Renogy Rover 20A lädt mit weniger Strom als ein 10€ PWM Regler

  • Hallo,


    ich bin neu hier und auch in der PV Szene. Betreibe vorerst aus Spaß eine Inselanlage in NRW und benötige langsam immer häufiger eure Hilfe.

    Gleichzeitig kann dieser Thread auch als kleiner Erfahrungsbericht zum o.g. Regler dienen (da nichts darüber hier im Forum zu finden ist).


    Zu meine Problem:

    Meine Anlage lädt über den Tag verteilt seit einigen Wochen je nach Wetter mit einem 10€ PWM-Regler: 2 Watt bis 110 Watt die Batterie auf (etwa 0,1 - 4,5 A).

    Nun habe ich mir letzte Woche einen "MPPT" Laderegler von Renogy gekauft (70 €) und der lädt fast durchgehend mit 2 Watt (ein ganz kurzes Mal 25 Watt peak) und hat die gesamte Zeit gerade mal eine Ah Ladung generiert - dies deckt nicht meinen Konsum.

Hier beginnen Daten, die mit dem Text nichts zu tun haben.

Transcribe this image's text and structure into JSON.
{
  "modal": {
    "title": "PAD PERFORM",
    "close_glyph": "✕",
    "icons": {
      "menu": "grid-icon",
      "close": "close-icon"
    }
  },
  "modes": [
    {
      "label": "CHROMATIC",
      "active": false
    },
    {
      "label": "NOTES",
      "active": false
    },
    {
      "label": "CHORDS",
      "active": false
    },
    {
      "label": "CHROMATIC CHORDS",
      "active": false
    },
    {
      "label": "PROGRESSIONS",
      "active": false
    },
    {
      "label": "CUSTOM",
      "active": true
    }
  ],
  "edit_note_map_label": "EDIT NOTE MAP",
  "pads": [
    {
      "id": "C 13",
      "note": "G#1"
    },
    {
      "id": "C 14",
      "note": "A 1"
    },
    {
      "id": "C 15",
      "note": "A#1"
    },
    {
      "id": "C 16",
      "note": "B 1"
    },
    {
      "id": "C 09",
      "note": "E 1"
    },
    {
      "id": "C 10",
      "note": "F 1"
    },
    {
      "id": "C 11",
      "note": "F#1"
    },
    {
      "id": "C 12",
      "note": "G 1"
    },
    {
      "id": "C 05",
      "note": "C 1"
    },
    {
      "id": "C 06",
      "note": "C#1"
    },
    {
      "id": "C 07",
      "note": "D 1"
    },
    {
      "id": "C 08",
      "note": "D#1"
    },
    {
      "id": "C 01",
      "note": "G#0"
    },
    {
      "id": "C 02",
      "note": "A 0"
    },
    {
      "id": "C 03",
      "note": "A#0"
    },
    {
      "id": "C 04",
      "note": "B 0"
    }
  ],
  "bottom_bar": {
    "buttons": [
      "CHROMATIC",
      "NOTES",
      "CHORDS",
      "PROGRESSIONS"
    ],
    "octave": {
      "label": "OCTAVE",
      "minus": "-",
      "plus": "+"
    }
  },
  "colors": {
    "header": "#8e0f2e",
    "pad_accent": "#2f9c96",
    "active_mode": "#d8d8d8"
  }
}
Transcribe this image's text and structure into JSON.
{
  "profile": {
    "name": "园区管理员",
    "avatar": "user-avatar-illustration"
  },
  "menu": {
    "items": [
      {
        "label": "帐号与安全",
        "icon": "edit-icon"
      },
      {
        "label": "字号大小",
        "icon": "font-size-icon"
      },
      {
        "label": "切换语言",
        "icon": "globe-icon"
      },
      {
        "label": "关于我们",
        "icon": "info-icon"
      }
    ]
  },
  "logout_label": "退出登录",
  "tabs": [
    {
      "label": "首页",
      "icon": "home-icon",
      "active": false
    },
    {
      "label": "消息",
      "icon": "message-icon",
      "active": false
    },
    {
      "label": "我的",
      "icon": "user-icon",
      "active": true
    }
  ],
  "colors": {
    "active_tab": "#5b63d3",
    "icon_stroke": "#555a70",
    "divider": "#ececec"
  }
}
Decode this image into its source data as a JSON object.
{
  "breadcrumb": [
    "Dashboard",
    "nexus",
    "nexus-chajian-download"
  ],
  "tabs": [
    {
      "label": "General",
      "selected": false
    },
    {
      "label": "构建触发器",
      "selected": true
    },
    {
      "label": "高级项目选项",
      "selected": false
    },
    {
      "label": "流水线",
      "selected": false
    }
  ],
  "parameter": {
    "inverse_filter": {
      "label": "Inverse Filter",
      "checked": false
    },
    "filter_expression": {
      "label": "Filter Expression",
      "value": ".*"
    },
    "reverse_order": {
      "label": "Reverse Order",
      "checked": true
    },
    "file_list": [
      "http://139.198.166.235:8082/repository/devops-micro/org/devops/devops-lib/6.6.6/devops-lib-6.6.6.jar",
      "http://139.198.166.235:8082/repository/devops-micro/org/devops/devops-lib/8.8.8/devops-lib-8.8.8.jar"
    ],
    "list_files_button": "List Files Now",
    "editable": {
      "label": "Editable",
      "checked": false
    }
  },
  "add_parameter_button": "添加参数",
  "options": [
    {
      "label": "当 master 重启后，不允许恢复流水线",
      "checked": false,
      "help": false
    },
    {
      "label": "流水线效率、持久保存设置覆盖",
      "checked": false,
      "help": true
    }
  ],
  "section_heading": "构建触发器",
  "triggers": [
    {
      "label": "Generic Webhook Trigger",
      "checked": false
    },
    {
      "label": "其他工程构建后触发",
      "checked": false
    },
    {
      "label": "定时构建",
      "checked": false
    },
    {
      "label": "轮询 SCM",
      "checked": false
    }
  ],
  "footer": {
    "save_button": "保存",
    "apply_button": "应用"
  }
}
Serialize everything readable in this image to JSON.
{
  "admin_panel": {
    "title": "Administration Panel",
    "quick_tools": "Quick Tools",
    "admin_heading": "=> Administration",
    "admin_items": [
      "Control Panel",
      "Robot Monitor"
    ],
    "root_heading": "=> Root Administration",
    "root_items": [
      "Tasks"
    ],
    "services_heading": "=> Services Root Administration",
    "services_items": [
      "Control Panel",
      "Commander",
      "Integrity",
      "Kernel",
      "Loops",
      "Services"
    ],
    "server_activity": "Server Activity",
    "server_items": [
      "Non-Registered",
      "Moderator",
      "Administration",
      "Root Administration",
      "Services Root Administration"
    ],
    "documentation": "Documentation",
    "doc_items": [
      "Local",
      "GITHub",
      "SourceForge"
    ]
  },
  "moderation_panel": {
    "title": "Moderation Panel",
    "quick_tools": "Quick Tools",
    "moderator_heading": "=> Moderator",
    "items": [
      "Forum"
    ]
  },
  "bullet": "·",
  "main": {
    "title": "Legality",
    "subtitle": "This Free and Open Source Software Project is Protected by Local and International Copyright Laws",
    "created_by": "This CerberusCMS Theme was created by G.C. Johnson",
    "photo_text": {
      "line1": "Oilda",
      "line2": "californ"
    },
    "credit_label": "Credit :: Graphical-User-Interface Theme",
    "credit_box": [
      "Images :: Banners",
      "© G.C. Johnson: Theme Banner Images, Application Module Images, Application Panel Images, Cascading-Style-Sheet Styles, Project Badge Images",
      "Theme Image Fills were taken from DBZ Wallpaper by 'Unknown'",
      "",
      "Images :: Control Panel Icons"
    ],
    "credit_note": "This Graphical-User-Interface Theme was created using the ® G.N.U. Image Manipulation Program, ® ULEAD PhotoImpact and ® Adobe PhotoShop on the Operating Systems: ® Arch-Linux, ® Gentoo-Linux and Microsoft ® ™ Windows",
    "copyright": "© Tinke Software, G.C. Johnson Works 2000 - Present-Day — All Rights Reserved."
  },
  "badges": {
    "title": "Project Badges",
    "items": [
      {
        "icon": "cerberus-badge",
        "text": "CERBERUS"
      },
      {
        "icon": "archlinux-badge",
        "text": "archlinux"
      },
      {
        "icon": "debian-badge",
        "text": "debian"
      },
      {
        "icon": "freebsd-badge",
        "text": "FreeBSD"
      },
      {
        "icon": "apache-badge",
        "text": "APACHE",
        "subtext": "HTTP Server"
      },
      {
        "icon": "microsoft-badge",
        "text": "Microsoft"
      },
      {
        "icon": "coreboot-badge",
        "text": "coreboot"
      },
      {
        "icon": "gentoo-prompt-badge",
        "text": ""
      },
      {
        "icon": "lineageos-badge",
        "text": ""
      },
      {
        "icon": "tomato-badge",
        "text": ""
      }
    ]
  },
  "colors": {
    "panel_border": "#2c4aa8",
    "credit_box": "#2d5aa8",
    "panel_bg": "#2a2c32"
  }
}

    Alle Werte werden vom Renogy geloggt und sporadisch von mir und Multimeter/Messzange überprüft - entsprechen also (mit Messtoleranzen) der Wahrheit.


    Kann mir einer erklären, warum ein (zugegeben günstiges) MPPT weniger liefert als ein total billiger PWM?


    Zu meiner "Anlage":

    - 180 Wp Canadian Solar PV Modul (Uoc= 35 V; Umpp= 28 V; tatsächlich bisher an den Klemmen gemessen: 23-29V je nach Wetter)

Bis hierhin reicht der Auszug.